Si en 2021, les achats de produits biologiques ont diminué, c’est en partie lié, pour la Cour des comptes, à un manque de visibilité et de communication. « Nous constatons un recul de l’image du bio auprès de consommateurs déboussolés par de trop nombreux labels, alors que la majorité sont beaucoup moins ambitieux que le label bio », souligne Pierre Moscovici, président de la Cour des comptes.

La Cour critique particulièrement la mise en avant de la Haute valeur environnementale (HVE), que le ministère de l’agriculture et de la souveraineté alimentaire soutient au même niveau que l’agriculture biologique, alors que les externalités positives des deux labels ne sont pas comparables, indique le président de la Cour des comptes qui formule « une demande claire de lisibilité » vis-à-vis du consommateur.  

Les aides Pac insuffisantes

En outre, « les aides de la Pac ne sont pas à la hauteur des objectifs fixés », explique Pierre Moscovici, avec des aides à la conversion et au maintien qui ont été sous-dimensionnées, ce qui a conduit à des plafonnements. En 2019, 2,3 % du total des aides versées aux agriculteurs sont allées à la conversion vers l’AB, et 0,7 % au maintien. Par ailleurs, plus du quart des exploitations bio ne reçoivent aucune aide de la Pac alors que 80 % des exploitations agricoles ont perçu un versement en 2019, précise la Cour.

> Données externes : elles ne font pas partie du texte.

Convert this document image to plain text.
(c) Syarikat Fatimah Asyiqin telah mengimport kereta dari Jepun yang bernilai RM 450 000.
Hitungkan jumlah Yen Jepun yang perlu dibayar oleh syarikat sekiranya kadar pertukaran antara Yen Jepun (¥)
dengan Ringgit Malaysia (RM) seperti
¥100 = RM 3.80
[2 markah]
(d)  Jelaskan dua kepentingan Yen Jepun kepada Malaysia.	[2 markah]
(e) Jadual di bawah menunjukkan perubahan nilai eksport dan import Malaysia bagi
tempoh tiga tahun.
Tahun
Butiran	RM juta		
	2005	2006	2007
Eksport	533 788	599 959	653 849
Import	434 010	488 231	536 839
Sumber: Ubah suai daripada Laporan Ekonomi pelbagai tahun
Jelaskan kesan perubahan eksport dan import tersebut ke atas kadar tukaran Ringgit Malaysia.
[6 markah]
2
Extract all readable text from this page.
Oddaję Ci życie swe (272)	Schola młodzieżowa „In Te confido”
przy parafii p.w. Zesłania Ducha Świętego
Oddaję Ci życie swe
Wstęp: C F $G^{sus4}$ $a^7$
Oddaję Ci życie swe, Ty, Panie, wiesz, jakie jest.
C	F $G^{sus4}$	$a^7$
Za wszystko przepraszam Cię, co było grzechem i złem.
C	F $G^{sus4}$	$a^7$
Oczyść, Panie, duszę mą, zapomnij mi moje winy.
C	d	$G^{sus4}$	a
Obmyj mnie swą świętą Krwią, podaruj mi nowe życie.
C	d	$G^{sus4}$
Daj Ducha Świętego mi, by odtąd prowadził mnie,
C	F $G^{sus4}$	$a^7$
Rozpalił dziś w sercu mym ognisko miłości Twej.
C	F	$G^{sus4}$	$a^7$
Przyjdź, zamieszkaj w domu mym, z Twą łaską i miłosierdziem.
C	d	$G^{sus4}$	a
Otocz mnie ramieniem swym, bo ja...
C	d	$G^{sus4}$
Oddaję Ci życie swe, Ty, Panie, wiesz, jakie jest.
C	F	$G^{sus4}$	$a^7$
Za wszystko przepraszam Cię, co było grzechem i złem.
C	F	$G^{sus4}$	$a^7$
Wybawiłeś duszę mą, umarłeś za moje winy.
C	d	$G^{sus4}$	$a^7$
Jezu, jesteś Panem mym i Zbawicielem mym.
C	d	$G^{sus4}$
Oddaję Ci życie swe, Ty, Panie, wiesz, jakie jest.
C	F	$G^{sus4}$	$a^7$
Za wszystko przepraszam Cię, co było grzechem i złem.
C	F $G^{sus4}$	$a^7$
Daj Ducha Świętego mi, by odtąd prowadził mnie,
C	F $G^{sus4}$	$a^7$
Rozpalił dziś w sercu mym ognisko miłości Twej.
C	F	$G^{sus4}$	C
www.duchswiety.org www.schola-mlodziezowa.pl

Et « si les enveloppes prévues pour les aides à la conversion sont en augmentation de 40  % dans la prochaine programmation de la Pac (2023-2027), la réalisation des objectifs de 18 % de SAU en bio en 2027 (objectif défini dans le projet stratégique national – PSN – transmis par la France fin 2021 à la Commission européenne) et de 25 % de la SAU en 2030 (objectif européen) est loin d’être assurée. En effet, non seulement les enveloppes dédiées aux mesures agro-environnementales et climatiques (Maec) seraient seulement maintenues, mais en outre le futur « écorégime » serait accessible au même niveau de rémunération à des exploitations engagées dans des démarches environnementales moins exigeantes que l’agriculture biologique », précise la synthèse du rapport. En ce sens, l’avis de la Cour des comptes ne diffère pas de celui de la Commission européenne qui a critiqué, dans la version française du plan stratégique national (PSN) de la future Pac, la mise en équivalence du bio et de la HVE pour accéder aux éco-régimes.

Réorienter les soutiens

Pour relancer la consommation et soutenir un modèle agricole aux externalités positives plus importantes (en matière de santé, de biodiversité, de qualité de l’air, de l’eau et des sols, ou de climat, liste la Cour des Comptes), le rapport liste plusieurs leviers d’action. Mieux éclairer les citoyens passerait ainsi par « rehausser fortement le niveau d’exigence du cahier des charges applicable à la certification environnementale », un plan de communication interministériel, ou une meilleure valorisation des bénéfices de l’agriculture biologique, par exemple dans le futur affichage environnemental des produits.

Il s’agit également de mieux orienter les soutiens, notamment en instaurant une rémunération pour services environnementaux de l’agriculture biologique dans le cadre de l’écorégime et en renforçant les mesures agroenvironnementales et climatiques, alors que la France est au dernier rang des pays européens pour la part consacrée aux MAEC. La Cour suggère également de renforcer les soutiens à la recherche et aux organisations comme l’Agence Bio ou l’Itab.

Enfin, le soutien au bio ne pourra se passer de création de valeur dans la filière toute entière. Pour cela, la Cour de comptes demande, entre autres, l’application de la loi Egalim 2 et « en particulier, inciter à la contractualisation entre producteurs, transformateurs et distributeurs », et la pérennisation du Fonds Avenir Bio à hauteur d’au moins 15 M€ par an.